Çözüm istemeyenler rahatsız oldu
Fethullah Erbaş (Eski milletvekili): Burada en büyük iş, siyasi parti liderlerine düşüyor. Herkes kendi tabanına hakim olmak için gayret göstermelidir. Daha önce
terör olayları sebebiyle günde belki 40 ile 50 şehit cenazesi kalkıyordu. Çatışmaların en yoğun olduğu dönemlerde bile Türk-Kürt çatışması çıkmadı. Şimdi bu sorunun çözülmesi için adımlar atılırken rahatsız olunmaya başlandı. Herkesin aklıselim içinde hareket etmesi gerekiyor. Türkiye, yaptığı birtakım açılımlarla hem kendi bölgesinde hem de dünyada önemli ülkeler arasındaki yerini alıyor. Bu, Türkiye'nin düşmanlarını rahatsız ediyor. Bundan rahatsızlık duyan ve Türkiye'nin kendi iç sorunlarıyla meşgul olmasını isteyenler, bu tür sorunlarla önümüze sorunlar çıkarıyor.

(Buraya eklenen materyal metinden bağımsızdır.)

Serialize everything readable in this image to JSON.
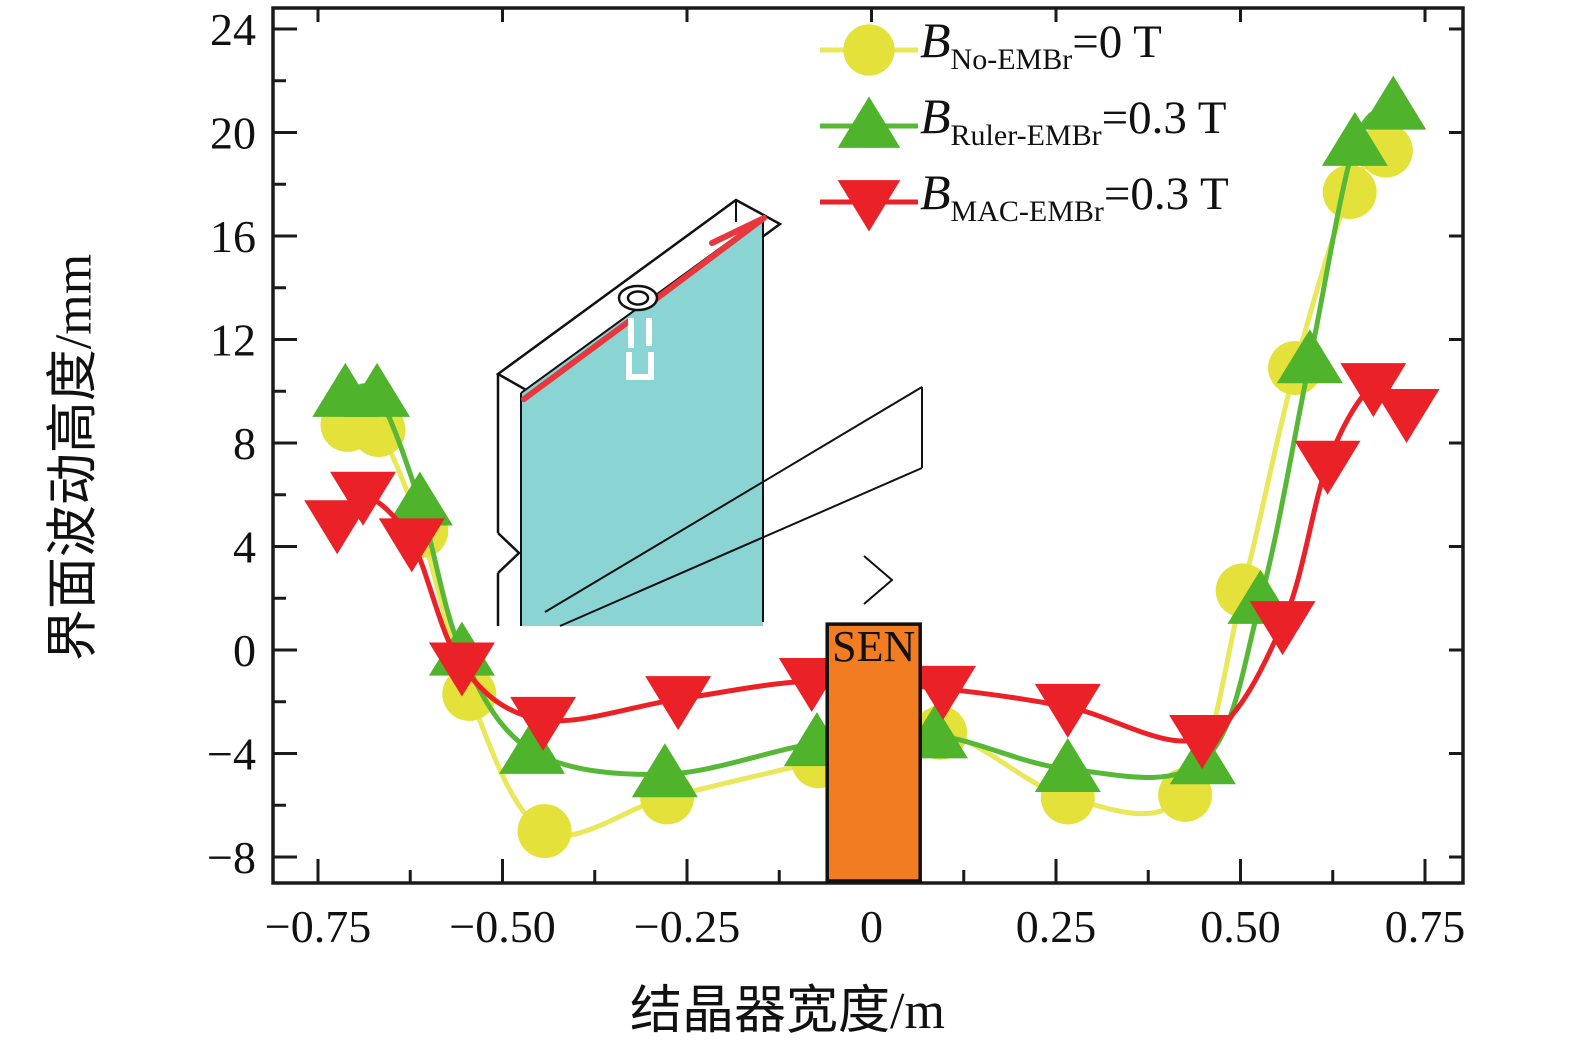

Siyasi rant için geleceğimizi karartmayın
Ahmet Şen (Hakkâri Ticaret ve Sanayi Odası Başkanı): Siyasi rant için toplumu kamplara bölenler gelecekte bunun vebalini öder. Bu topraklar üzerinde bin yıldır kardeş gibi yaşamışız, topraklarımızı ve vatanımızı korumak için cephelerde yan yana mücadele vererek şehit olmuşuz. Oğlu şehit olan Manisalı
baba, şehitliğe giderken bir tarafında Mardinli diğer tarafta Trabzonlu şehit mezarını görünce acısını içine gömüyor. Etle tırnak değil, etle
kemik gibi olmuşuz. Burada provokasyonların olmaması için en büyük sorumluluk siyasi parti liderlerine düşüyor.